Jest tutaj nowa wiata, gdzie można schronić się przed deszczem i miejsce na ognisko. Przy dzisiejszej pogodzie widok bajeczny. Dalej niemal płaskim, leśnym odcinkiem docieram do Masywu Policy. Trochę odkrytej przestrzeni, ale drzewa nadal suche i zniszczone. Nie wiem z czego to wynika, ale robi to bardzo smutne wrzenie. Tutaj także zgaduje się pomnik ofiar samolotu LOT, An-24, który rozbił się 2.04.1969 roku.
Dalej już prosto na Kucałową Przełęcz, skąd kilka minut w dół i można zawitać do Schroniska na Hali Krupowej. Byłem tutaj dwa razy, ale jakoś nie poznaję miejsca, widocznie wiele wody w Dunajcu upłynęło. Robi się gorąco i słońce przypieka. Mały popas, łyk wody i ruszam już długim i monotonnym zejściem, aby przez Malinowe, zawitać do Bystrej Podhalańskiej, gdzie po godzinie 17 opuszczam teren Beskidu Żywieckiego. Przeszedłem kolejne pasmo. Domy, ludzie i cywilizacja. Stąd już tylko przysiółkami i drogami polnymi, nieco ponad 4 km do Jordanowa, gdzie nocuję.
11.08 - Etap V - Jordanów -> Rabka - 18,64 km
Ostatni etap wiedzie przez Pogórze Orawsko - Jordanowskie. Wstaję wcześnie rano,aby rozpocząć ostatni i najłatwiejszy etap do Rabki. Słońce zdrowo przypieka i już od rana niespodzianka. Jest niedziela, wszystkie sklepy spożywcze pozamykane na głucho. Nieważne, że są wakacje i pełnia sezonu. Nie dostaniesz nawet małej butelki wody!
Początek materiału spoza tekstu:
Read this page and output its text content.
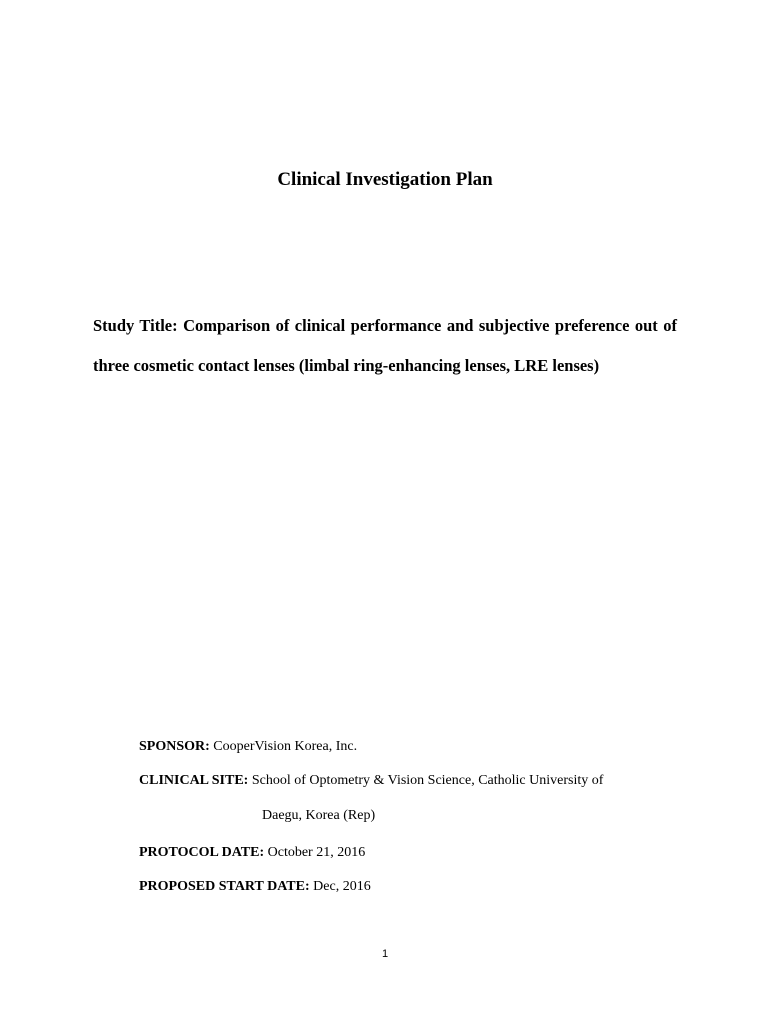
Clinical Investigation Plan

Study Title: Comparison of clinical performance and subjective preference out of three cosmetic contact lenses (limbal ring-enhancing lenses, LRE lenses)

SPONSOR: CooperVision Korea, Inc.
CLINICAL SITE: School of Optometry & Vision Science, Catholic University of
Daegu, Korea (Rep)
PROTOCOL DATE: October 21, 2016
PROPOSED START DATE: Dec, 2016
1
Ruszam, więc bez wody, licząc że w kolejnej wsi coś dostanę. Na początek mały zagajnik i wejście na Wysoką, skąd schodzę do wsi o tej samej nazwie. Wszytko zamknięte. Palenia niesamowita. Szutrowymi drogami, czasami asfaltem, docieram do Skawy. Tutaj także żadnego sklepu. W końcu idę się schłodzić do rzeki i nabieram nieco wody. Dalej szlak wiedzie nieco pod górę i otwartą przestrzenią polami w kierunku autostrady. Gdzieś na horyzoncie majaczą Tatry.
Ponieważ autostrada przecina dawny szlak opodal Zbójeckiej Góry, puszczono go pod słupami betonowymi. Jest dużo miejsca, dobrze oznakowany na drzewach oraz na samych słupach. Dalej przez pole i ostatni odcinek lasem do Rabki. Pomimo upału postanawiam dojść do Parku Zdrojowego, skąd 2 lata temu zaczynałem swój GSB. Do celu docieram o 12:48. - udało się :-)
Ostatni spacer na dworzec PKP. Tutaj dopiero znajduję czynny sklep, gdzie można dostać wodę! Niestety brak torów, rozebrane i trwa remont. Wprowadzono autobusową komunikację zastępczą. Jadę do Chabówki, aby przesiąść się na pociąg do Zakopanego. Tam mam zamiar odpocząć dwa dni po nierównej, górskiej walce.
Kończąc ten etap połączyłem odcinek z Ustronia do Krynicy. Łącznie 284 km. Gdyby dodać bieszczadzki odcinek GSB, z Włosatego przez połoniny, który przeszedłem kilkakrotnie, daje to dystans całkowity 324 km górami.